Google CTF 2023 And How It Almost Backfired
I wanted to introduce a group of students to cybersecurity. They showed passion and willingness to learn.
I thought there would be no better introduction than inviting them to a Capture the Flag (CTF) competition. That way they would get exposed to the field while having a fun experience.
CTFs require teamwork, showcase the diverse requirements (and goals) of cybersecurity, offer hands-on practice, and demand a security research mindset. In fact, many professionals jumpstarted their security careers via CTFs. It can not get any better.
So I went on and registered my team for the very first CTF I saw on CTFtime, one that happened to be run by Google. I thought this is some annual CTF which Google hosts for fun and games. It must be a perfect introductory event for a team of beginners. I registered and invited everyone to join the team.
As I prepared for the event, read writeups and blogposts, I felt that past challenges erred a bit on the difficult side, maybe more than just a bit. I quickly realized this event is not for beginners at all; to the contrary, I realized Google CTF actually was an elite tier competition, hand-crafted annually by Google’s Security team to find cream-of-the-crop security professionals.
To put in context, DEF CON 2022 quals, a prestigious, top-tier CTF, weighs 77.83 on CTFtime; meanwhile, Google CTF of the same year weighed 97.84! This is going to be a disaster.

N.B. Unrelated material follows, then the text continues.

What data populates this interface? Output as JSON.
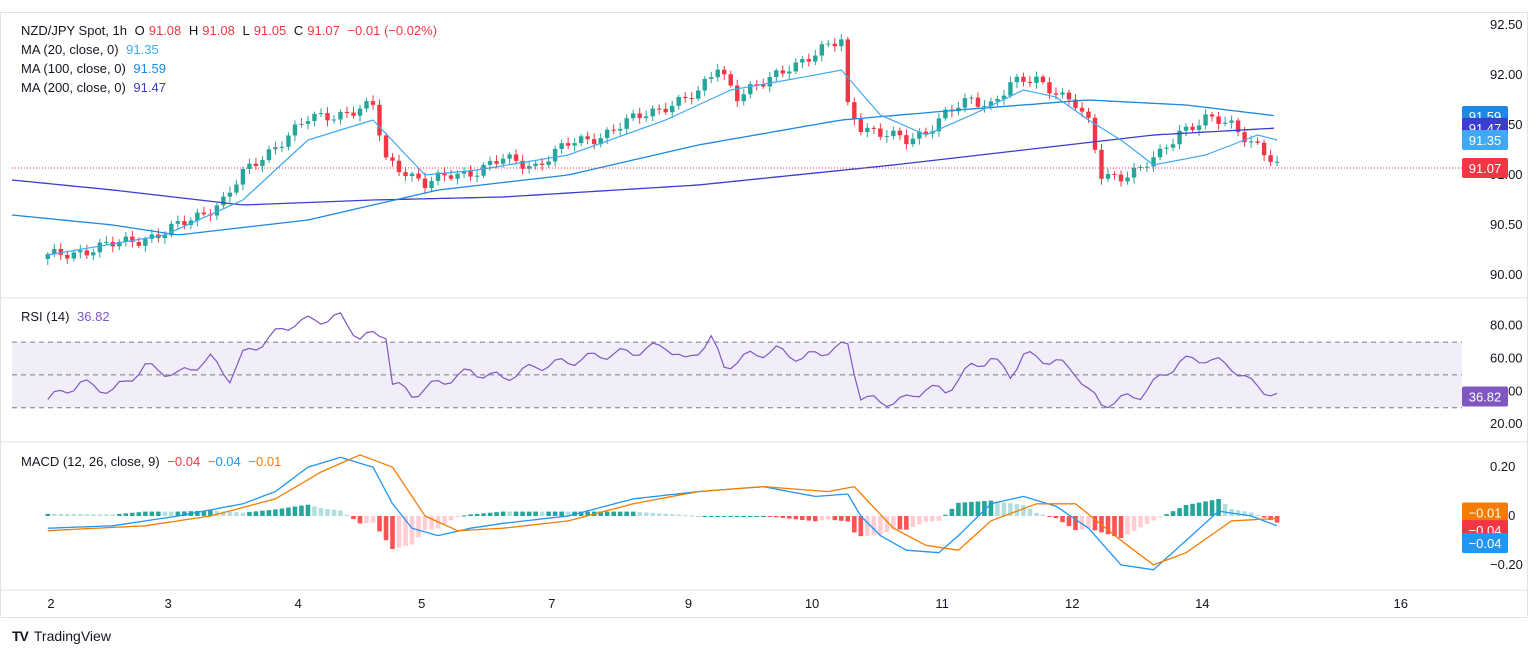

I was very worried that this experience might discourage the newcomers’ from cybersecurity, perhaps affirm their stereotypical picture of cybersecurity as a complex field, exclusively reserved for a select-few genetically-gifted ultrahumans. I did not want the event to backfire and end up turning them away from the field.

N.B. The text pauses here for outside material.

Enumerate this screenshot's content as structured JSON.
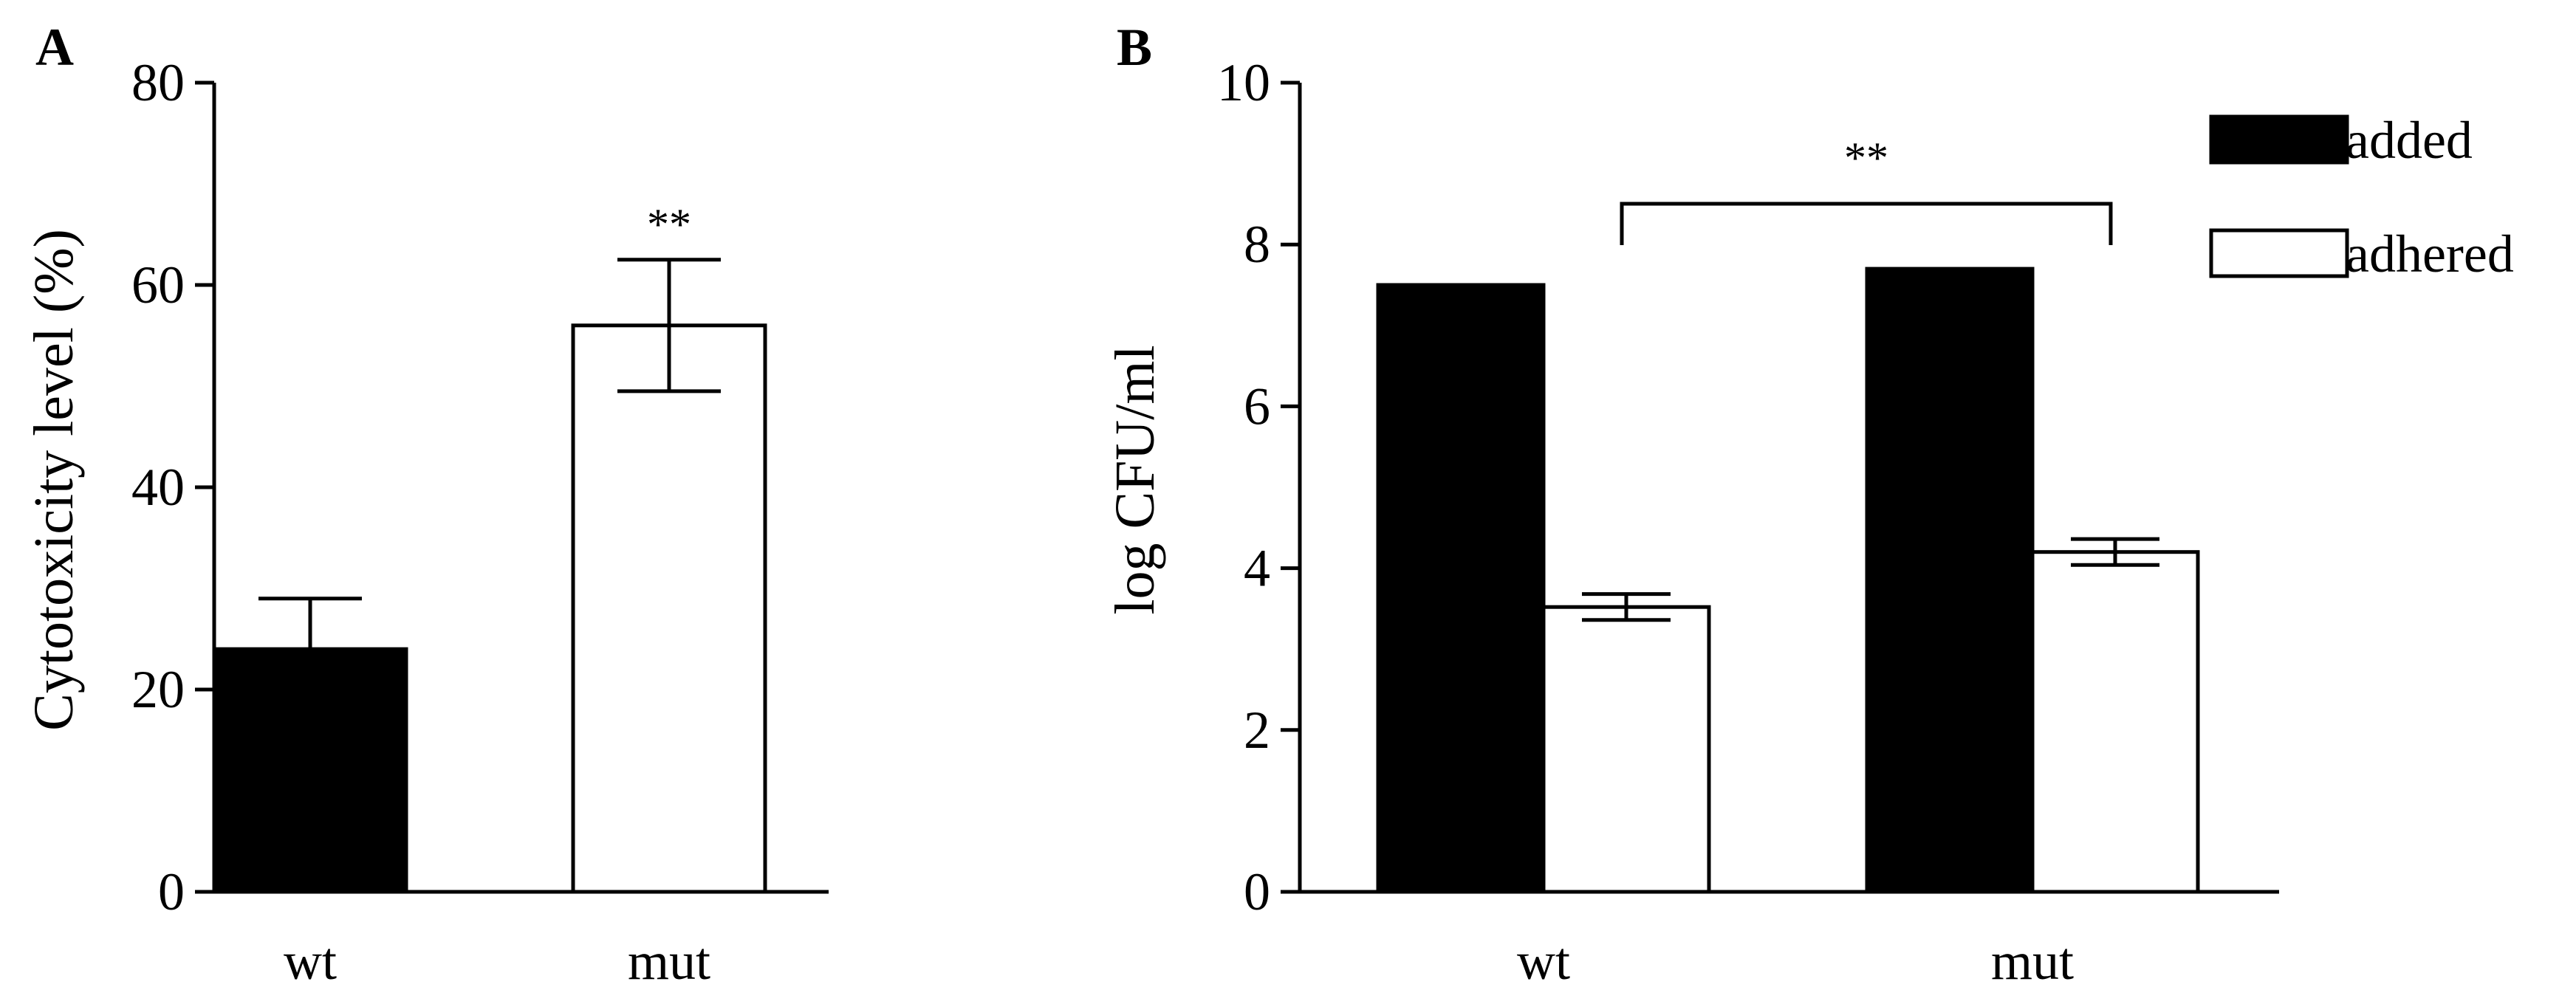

So to avoid the shock, I tried to keep them clear on expectations and objectives of our participation. I told them our primary goal is exposure. We are not in this event to fight for ranks, far from that, I actually do not expect us to be able to solve any challenge. We are in this competition to explore the craziness out there, see what’s up, perhaps learn about new technologies, and pick a skill or two.
The competition ended and results were not unexpected. Our team, over 48 hours, and out of 35 security challenges, managed to solve: one challenge! One that took us almost 8 hours to solve!
As for our fresh members, they actually ended up enjoying the competition. They enjoyed collaborating on different technical problems and it triggered their curiosity to learn more about cybersecurity. They said they enjoyed the CTF format and would like to participate in future, hopefully more friendly, events.
Personally, I attempted over 20 challenges, had a close call with a few, but ultimately reached a dead end in every single one of them. Going through the challenges, I couldn’t help but smile as each challenge’s simplicity sank in: it is clear what the goal is, and I know what I am looking at, yet no matter what I try, nothing works! That is a sign of well-designed CTF; no obfuscation, execution is all what matters. Everything I thought of flew off at a hopeless, rather educational, tangent.
Overall, I think the Google Security team did a spectacular job in this CTF: every single challenge was extremely well-designed, thought-provoking and captivatingly unique. There was no throwaway challenges as in other CTFs; every single challenge was purposefully crafted to look flawless at a distance and barely falter under scrutiny. I can not imagine the time, effort, skillsets and thought process that went into designing some of these challenges. It really was a work of art.
With that said, and I can not emphasize this enough, my advice to all fellow students, whether in cybersecurity or any other field is: Compete. Find a highly-regarded competition in your area of interest and participate in it. Perform poorly, once, twice… Perform poorly as many times as you can until you do not. You will learn so much. Competing is inherently rough and disheartening; but it is how you build grit, fortitude and eliminate biases. It also helps you stay grounded and accelerate your technical and mental maturing.
Setting yourself against other talented, ruthless professionals saves you from the comfy bubble of “lone wolf studying”. A deceiving bubble that can lift you really high, inflate your confidence, before bursting and leaving you broken. Throw yourself out there, and just like our little team, start competing!